Разве я не предупреждала вас с самого начала, что Хелен малость бестолковая? Я не могла удержаться, чтобы не подразнить ее немного.
– Страшно огорчилась? – повторила я. – Неужели ты бы страшно огорчилась, если бы твоя мама разошлась с тем седовласым Как-его-там-зовут?
Хелен покачала головой.
– Это не одно и то же, – сказала она убежденно. – Пучеглазый, похоже, оказался вполне милым человеком – в глубине души, если к нему немного попривыкнуть. А Жабьи-Ботинки – совсем другое дело. (Ага, значит, так она его называла! Наконец-то я узнала: Жабьи-Ботинки.)
Хелен подалась вперед и доверительно попыталась объяснить:
– Понимаешь, Жабьи-Ботинки просто отвратителен. Я тебе сейчас его опишу. Он…
Ее прервал решительный стук в дверь. Круглая ручка задрожала, а стенки заходили ходуном. Неужели шальной метеорит угодил в Спускаемый Аппарат Пропавших Вещей? Нет, это была Лиз. Голос ее и сквозь стены звучал громко и четко.
– Привет, ребята! Вам известно, сколько вы уже там просидели? Хатри просто в панике. Говорит, что у вас вот-вот кончится кислород. Она послала меня к вам с сообщением.
– Каким еще сообщением? – прокричала я в ответ.
Длинная пауза.
Лиз туго соображает. Ей приходится перелопачивать весь свой компьютер, чтобы найти записку в четыре слова. В конце концов среди каких-то заржавевших, еле действующих деталек ее серого вещества она отыскивает то, что надо.
– Возвращайтесь к обеду!
Обед? Хелен в ужасе зажимает рот рукой и таращится на меня. Вглядевшись в сумерках в циферблат часов, я обнаруживаю, что уже перевалило за двенадцать.
– Хелли, мы здесь просидели три часа!
Хелли хихикает, не отнимая руки ото рта. А тем временем Лиз, этот Галактический Интерком, орет сквозь дверь:
– Вы пропустили огромный разнос из-за беспорядка в классе рисования. И нежданную-негаданную контрольную по химии. И вынос стульев, чтобы старшеклассники могли репетировать. И объяснение про свойства углов, образованных при пересечении двух параллельных прямых.
– Ладно. А что мы пропускаем сейчас? – прокричала я в ответ.
– Сейчас? – Лиз порылась в распечатках, хранившихся в ее тугодумных мозгах. – Сейчас вы пропускаете французский – повторение прошедшего времени неправильных глаголов.
– Тогда поскорее возвращайся в класс, Лиз, – посоветовала я. – Тебе это лучше не пропускать.
Пара секунд понадобилась ей на осознание информации, а потом она вновь замолотила по двери.

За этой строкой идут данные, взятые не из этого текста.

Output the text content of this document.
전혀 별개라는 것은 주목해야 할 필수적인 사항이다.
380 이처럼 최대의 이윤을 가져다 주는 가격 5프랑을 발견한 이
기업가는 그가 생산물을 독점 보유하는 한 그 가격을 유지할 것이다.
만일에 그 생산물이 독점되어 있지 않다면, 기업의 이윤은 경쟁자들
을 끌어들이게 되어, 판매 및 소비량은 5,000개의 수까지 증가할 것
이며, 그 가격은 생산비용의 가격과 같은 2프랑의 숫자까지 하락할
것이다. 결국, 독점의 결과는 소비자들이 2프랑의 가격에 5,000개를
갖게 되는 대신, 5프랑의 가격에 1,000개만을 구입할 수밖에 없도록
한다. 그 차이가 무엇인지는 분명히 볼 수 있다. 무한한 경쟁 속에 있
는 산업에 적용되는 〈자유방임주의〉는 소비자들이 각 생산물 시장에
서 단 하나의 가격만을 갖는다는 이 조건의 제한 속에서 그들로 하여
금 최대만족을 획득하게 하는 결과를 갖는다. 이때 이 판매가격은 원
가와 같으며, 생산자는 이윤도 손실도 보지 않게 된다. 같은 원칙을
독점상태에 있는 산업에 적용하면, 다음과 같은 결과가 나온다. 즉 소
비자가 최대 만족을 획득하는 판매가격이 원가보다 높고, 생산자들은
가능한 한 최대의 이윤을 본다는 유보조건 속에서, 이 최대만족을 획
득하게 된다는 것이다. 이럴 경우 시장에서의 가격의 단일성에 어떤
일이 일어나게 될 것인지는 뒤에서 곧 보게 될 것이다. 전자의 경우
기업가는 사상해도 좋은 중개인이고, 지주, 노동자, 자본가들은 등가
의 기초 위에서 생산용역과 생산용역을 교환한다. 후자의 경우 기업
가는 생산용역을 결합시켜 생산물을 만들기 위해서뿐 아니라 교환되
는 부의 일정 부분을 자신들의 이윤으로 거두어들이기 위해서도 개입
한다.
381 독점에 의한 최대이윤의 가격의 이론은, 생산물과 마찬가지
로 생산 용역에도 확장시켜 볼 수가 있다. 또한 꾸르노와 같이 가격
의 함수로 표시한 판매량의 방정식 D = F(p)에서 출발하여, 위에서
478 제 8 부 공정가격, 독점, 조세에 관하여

– Хелли? – кричала она. – Хелли? Ты еще там?
Слыхали? Ну что за дурацкий вопрос!
Хелли хватило терпения любезно ответить:
– Да. Я еще здесь, Лиз. Честное слово.
Лиз опять постучала. Можно подумать, мы два шахтера, оказавшихся в завале, и нас разделяют тонны обрушившейся породы. И никому бы и в голову не пришло, что, если бы Лиз перестала – хоть на миг! – грохотать дверной ручкой, а просто потянула ее – дверь бы открылась.
Я уже набрала в легкие воздуха, чтобы проорать ей:
– Убирайся, Лиз!
Но тут вмешалась Хелен:
– Знаешь что? Займи мне место в столовой, чтобы мы сели рядом. А я через несколько минут выйду.
Ловко придумала. И ведь сработало! В тактичности ей не откажешь. Ответ Лиз прозвучал уже куда более радостно:
– Ладно, Хелли! Увидимся за обедом!
Наконец-то грохотание прекратилось. Внезапно в шкафу стало очень тихо.
– Продолжай, – попросила Хелли. (Пожалуй, слишком повелительным тоном. «Ого, да ты уже раскомандовалась!» – подумала я.) – Быстрее. Продолжай рассказ. Что произошло, когда Джеральд появился на пороге с букетом в руках? Простила его твоя мама, или Старая Бедная Сарделька угодила в Великое Оледенение?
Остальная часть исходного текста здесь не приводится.